Tuesday, January 22, 2013
A note about the next recession
- by New Deal democrat
No, my magic crystal ball hasn't told me the date it will begin. This is a more general post about the state of what passes for serios mainstream economic discourse and how it is utterly unprepared for the firestorm that may await in the next economic downturn.
Charlie Pierce of Esquire has taken to ending his posts on the economy with "Fk the deficit. People got no money. People got no jobs." That ought to be, front and center, our main concern. Maybe for one day, every single blogger and every single newspaper and every single cable news channel should run that one thought:
"Fk the deficit. People got no money. People got no jobs."
Maybe then the Very Serious People in the MSM and Washington might have a glimmer of a clue.

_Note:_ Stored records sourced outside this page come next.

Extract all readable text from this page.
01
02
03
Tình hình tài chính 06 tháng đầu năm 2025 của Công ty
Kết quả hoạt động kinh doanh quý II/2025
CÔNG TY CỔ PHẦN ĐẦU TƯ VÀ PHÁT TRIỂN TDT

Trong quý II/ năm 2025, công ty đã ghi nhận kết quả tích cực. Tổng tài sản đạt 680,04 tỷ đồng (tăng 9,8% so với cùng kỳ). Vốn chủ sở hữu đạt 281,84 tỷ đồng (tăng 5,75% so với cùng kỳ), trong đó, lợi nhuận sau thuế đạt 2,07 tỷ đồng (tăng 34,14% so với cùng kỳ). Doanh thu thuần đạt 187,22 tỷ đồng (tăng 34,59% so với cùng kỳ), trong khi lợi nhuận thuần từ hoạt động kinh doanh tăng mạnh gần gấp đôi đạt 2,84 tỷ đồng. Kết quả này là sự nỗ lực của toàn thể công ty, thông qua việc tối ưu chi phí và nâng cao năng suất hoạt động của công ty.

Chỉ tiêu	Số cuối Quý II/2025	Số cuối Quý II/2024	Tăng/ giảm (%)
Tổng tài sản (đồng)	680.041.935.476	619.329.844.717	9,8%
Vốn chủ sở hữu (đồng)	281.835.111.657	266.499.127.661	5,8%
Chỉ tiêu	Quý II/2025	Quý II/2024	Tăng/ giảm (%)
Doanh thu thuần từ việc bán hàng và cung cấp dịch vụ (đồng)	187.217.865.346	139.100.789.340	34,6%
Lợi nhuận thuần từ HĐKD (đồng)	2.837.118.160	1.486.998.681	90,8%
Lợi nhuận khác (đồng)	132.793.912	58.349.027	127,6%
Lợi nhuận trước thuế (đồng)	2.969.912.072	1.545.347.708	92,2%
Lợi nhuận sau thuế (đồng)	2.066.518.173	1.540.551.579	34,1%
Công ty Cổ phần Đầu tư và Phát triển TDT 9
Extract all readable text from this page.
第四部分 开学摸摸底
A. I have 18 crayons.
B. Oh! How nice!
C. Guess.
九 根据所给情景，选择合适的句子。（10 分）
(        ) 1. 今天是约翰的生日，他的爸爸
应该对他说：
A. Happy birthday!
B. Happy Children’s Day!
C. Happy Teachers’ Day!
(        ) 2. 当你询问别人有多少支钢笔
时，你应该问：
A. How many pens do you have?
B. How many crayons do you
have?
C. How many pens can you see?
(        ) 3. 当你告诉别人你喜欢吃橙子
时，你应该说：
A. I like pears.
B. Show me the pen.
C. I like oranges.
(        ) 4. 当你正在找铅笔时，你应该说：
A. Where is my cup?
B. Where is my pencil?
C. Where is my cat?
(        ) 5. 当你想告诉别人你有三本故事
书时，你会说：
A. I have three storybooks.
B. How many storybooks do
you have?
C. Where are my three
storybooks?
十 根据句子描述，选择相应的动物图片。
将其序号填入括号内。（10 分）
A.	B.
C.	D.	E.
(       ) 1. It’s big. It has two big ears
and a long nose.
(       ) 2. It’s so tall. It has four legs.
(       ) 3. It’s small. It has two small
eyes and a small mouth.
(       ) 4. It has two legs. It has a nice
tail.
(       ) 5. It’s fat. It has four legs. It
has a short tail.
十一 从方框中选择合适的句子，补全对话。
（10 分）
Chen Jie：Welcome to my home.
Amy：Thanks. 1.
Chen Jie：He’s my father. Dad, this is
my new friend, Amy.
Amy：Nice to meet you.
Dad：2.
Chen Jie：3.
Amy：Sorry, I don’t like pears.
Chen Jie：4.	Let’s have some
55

I've been especially bothered about the fact that our five year plus unemployment rate of over 6% had disappeared from the priorities of the Washington and media elites since I read a column by Ezra Klein shortly after the election -- sorry, I can't find the link -- remarking that the GOP could no longer afford to try to block Obama initiatives because by 4 years from now, come the next election, the economic recovery would probably be really strong.
Huhnh??? Unless Ezra's crystal ball is orders of magnitude stronger than anybody else's, nobody has a clue how strong, or not, the economy will be 4 years from now.
Beyond that, in my opinion the odds are not very good that this recovery, which is already going on 4 years old, is going to last 3 more years or longer. It's close to the weakest recovery on record in terms of restoring us to the prior peaks of employment and personal income and wealth. The cold, hard, fact is that at some point in the next few months, or in a year or two, or in any event almost certainly at some point in Obama's second term, we are going to have the next recession. And in all likelihood it is going to start with an unemployment rate in excess if 6% or 7%. It is going to start with personal income not having recovered fron the last recession. It is going to start with median household income and net worth less than what it was 14 years ago, in 1999.
Perhaps worst of all, although there are very recent signs of improvement, the next recession could start with wage growth already a paltry 1.5% YoY. Meaning, among other things, a significant possibility of a wage deflationary spiral:
And is going to get worse from there.
And none of our political or media elites appear to give a damn. _____________________________
Addendum: After I wrote this and put in the publication queue, Bill McBride a/k/a Calculated Risk published his ruminations on Predicting the next recession. In general we have been on the same page for the last several years, and remain on the same page about this year, although he is more sanguine about the impact of the withholding tax increase than I am. After that, our thoughts diverge somewhat, and as this post indicates, I am more pessimistic than he is looking out 24-48 months. I'll give my reasons as a response to his longer term forecast in another post.